Allerdings hat auch diese Inszenierung ein professionelles Zentrum: Achim Buch spielt den Marat in der Badewanne als pathetisches Revolutionsmonster, er ist aber auch Lenin als statuarischer Agitator, er ist der bettnässende Fidel Castro, er ist der Revolutionsrudi mit seinen selbstgestrickten Pullovern und Barrikaden-Animationen. Mit anderen Worten: Buch spielt alle Facetten einer revolutionären Biographie, einer revolutionären Leidensgeschichte, ja, einer revolutionären Klamotte durch.
Kunstvoll sind die beiden Text- und Spielebenen ineinandergeschoben: die Spielanordnung von Peter Weiss und die Doku-Protokolle von Volker Lösch und Beate Seidel.
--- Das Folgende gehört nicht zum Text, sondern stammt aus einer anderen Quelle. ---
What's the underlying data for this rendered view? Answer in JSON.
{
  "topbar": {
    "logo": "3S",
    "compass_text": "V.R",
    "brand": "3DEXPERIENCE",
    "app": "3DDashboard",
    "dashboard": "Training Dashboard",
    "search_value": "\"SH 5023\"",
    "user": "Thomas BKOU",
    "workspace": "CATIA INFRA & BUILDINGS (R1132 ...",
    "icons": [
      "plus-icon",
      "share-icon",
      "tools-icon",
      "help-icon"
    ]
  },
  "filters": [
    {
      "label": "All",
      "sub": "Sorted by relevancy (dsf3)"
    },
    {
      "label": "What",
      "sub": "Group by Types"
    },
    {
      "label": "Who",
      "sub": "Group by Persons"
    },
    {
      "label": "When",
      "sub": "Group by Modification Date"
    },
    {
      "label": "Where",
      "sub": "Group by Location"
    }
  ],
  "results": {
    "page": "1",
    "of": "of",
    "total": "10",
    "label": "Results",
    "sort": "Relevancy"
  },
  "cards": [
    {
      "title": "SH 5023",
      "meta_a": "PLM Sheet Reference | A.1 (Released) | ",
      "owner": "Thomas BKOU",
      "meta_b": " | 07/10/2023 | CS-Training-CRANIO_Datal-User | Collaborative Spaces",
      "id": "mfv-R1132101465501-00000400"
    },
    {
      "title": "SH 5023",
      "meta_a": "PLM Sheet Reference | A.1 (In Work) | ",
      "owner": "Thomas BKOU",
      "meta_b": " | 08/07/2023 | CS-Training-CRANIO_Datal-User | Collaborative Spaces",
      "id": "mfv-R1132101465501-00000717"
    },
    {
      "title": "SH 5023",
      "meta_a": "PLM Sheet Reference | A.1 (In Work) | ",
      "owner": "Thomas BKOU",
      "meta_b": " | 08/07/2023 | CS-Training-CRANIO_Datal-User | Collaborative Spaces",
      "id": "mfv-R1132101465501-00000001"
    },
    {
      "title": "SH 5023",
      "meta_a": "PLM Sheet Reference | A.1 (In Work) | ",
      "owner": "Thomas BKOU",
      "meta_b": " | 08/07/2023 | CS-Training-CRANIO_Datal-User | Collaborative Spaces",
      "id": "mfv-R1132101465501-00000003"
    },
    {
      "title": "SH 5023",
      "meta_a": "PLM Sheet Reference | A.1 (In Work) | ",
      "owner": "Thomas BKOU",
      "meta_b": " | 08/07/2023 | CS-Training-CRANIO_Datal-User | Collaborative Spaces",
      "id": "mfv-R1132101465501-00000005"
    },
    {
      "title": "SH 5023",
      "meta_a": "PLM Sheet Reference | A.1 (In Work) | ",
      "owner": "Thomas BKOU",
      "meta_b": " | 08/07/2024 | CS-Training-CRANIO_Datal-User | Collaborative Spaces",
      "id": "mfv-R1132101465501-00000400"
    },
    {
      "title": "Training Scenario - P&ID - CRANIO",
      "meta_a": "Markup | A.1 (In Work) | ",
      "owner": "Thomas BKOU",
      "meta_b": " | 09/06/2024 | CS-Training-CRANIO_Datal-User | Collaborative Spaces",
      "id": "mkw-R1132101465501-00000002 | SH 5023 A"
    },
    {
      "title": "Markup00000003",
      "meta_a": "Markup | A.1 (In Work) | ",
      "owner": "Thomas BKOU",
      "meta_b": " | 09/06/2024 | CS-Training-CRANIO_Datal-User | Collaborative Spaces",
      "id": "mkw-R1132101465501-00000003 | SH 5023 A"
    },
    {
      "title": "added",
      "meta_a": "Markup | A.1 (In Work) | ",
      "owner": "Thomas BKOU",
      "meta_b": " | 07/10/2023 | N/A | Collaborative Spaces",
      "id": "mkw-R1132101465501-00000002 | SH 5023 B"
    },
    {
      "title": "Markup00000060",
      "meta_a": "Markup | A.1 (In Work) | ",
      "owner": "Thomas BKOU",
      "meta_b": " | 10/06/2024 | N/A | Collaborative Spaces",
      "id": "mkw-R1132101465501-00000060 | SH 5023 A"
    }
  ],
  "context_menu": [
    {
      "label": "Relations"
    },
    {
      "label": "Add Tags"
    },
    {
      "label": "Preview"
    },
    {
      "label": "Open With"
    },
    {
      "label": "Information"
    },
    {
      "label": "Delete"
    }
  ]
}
Sie lasen den „Marat“ vor der Bühne, dahinter ist die Gummizellen-Landschaft von Aldi und Lidl, das käfiggehaltene Wohlstands-Elend, bisher zunehmend ausgeblendet, dem hier aber erneut eine Stimme gegeben wurde – eine Stimme, die gehört wurde.
Die Magie dieses Theaterabends, sie kommt einher als Elends-Berichte und -Protokolle; jedoch darf man den Eindruck haben, man höre sie zum ersten Mal.
Es sind Stimmen, die in den letzten Jahren verdrängt und unterdrückt wurden, vonuns allen. Nun sind sie wieder da-auf der Bühne noch als anschwellendes Murmeln. Jedoch werden sie lauter. Auf der Bühne wie im richtigen Leben.